Solving multiple linear systems using vectorization

Question

Sorry if this is obvious but I searched a while and did not find anything (or missed it).

I'm trying to solve linear systems of the form Ax=B with A a 4x4 matrix, and B a 4x1 vector.

I know that for a single system I can use mldivide to obtain x: x=A\B.

However I am trying to solve a great number of systems (possibly > 10000) and I am reluctant to use a for loop because I was told it is notably slower than matrix formulation in many MATLAB problems.

My question is then: is there a way to solve Ax=B using vectorization with A 4x4x N and B a matrix 4x N ?

PS: I do not know if it is important but the B vector is the same for all the systems.

Answer 1

You should use a for loop. There might be a benefit in precomputing a factorization and reusing it, if A stays the same and B changes. But for your problem where A changes and B stays the same, there's no alternative to solving N linear systems.

You shouldn't worry too much about the performance cost of loops either: the MATLAB JIT compiler means that loops can often be just as fast on recent versions of MATLAB.

Answer 2

I don't think you can optimize this further. As explained by @Tom, since A is the one changing, there is no benefit in factoring the various A's beforehand...

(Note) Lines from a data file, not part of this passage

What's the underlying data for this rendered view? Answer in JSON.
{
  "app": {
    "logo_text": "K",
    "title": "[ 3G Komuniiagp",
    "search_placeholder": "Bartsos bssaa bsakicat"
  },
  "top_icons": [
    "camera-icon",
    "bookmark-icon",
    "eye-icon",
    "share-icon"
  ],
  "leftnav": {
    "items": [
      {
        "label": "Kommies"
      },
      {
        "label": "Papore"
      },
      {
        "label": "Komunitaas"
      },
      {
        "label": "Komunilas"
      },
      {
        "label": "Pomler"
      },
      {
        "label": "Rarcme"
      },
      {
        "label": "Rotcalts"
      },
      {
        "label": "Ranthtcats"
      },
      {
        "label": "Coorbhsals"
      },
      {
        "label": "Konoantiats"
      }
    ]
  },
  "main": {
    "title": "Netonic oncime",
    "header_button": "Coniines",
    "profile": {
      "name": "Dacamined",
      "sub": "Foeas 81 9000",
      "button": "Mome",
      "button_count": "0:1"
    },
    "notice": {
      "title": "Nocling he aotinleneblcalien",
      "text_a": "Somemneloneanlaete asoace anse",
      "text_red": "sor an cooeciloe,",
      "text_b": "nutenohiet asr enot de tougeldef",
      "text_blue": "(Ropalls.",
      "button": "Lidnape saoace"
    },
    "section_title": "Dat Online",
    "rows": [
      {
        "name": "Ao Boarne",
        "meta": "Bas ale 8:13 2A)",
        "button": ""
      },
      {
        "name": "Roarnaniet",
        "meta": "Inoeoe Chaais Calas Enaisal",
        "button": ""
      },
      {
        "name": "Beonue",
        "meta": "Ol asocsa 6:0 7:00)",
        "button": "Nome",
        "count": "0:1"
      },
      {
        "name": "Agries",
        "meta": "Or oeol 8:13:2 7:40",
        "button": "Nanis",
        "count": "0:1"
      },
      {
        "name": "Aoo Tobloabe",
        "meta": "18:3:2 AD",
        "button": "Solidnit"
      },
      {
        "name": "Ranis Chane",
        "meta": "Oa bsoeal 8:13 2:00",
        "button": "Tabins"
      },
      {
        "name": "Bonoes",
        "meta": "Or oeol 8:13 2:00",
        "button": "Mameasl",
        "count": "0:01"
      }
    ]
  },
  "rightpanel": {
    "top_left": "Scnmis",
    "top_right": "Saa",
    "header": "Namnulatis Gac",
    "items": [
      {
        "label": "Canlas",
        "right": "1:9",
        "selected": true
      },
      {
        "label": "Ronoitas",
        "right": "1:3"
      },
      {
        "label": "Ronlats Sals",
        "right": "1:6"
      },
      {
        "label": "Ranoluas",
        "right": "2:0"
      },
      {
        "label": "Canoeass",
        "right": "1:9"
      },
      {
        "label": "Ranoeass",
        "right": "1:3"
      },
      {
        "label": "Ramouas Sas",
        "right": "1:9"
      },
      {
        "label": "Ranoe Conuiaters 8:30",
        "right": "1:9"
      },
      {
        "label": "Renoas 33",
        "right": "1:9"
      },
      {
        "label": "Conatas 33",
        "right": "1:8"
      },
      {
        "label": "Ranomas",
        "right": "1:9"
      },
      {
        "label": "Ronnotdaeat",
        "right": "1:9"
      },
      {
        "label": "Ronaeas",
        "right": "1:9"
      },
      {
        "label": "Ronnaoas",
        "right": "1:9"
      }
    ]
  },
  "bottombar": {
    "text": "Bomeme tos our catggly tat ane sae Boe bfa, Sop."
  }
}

Besides the looped solution is pretty fast given the dimensions you mention:

A = rand(4,4,10000);
B = rand(4,1);          %# same for all linear systems

tic
X = zeros(4,size(A,3));
for i=1:size(A,3)
    X(:,i) = A(:,:,i)\B;
end
toc

Elapsed time is 0.168101 seconds.

Answer 3

Here's the problem: you're trying to perform a 2D operation (mldivide) on a 3d matrix. No matter how you look at it, you need reference the matrix by index which is where the time penalty kicks in... it's not the for loop which is the problem, but it's how people use them. If you can structure your problem differently, then perhaps you can find a better option, but right now you have a few options:

1 - mex

2 - parallel processing (write a parfor loop)

3 - CUDA

Answer 4

Here's a rather esoteric solution that takes advantage of MATLAB's peculiar optimizations. Construct an enormous 4k x 4k sparse matrix with your 4x4 blocks down the diagonal. Then solve all simultaneously.

On my machine this gets the same solution up to single precision accuracy as @Amro/Tom's for-loop solution, but faster.

n = size(A,1);
k = size(A,3);
AS = reshape(permute(A,[1 3 2]),n*k,n);
S = sparse( ...
  repmat(1:n*k,n,1)', ...
  bsxfun(@plus,reshape(repmat(1:n:n*k,n,1),[],1),0:n-1), ...
  AS, ...
  n*k,n*k);
X = reshape(S\repmat(B,k,1),n,k);

for a random example:

For k = 10000
For loop: 0.122570 seconds.
Giant sparse system: 0.032287 seconds.

If you know that your 4x4 matrices are positive definite then you can use chol on S to improve the accuracy.

This is silly. But so is how slow matlab's for loops still are in 2015, even with JIT. This solution seems to find a sweet spot when k is not too large so everything still fits into memory.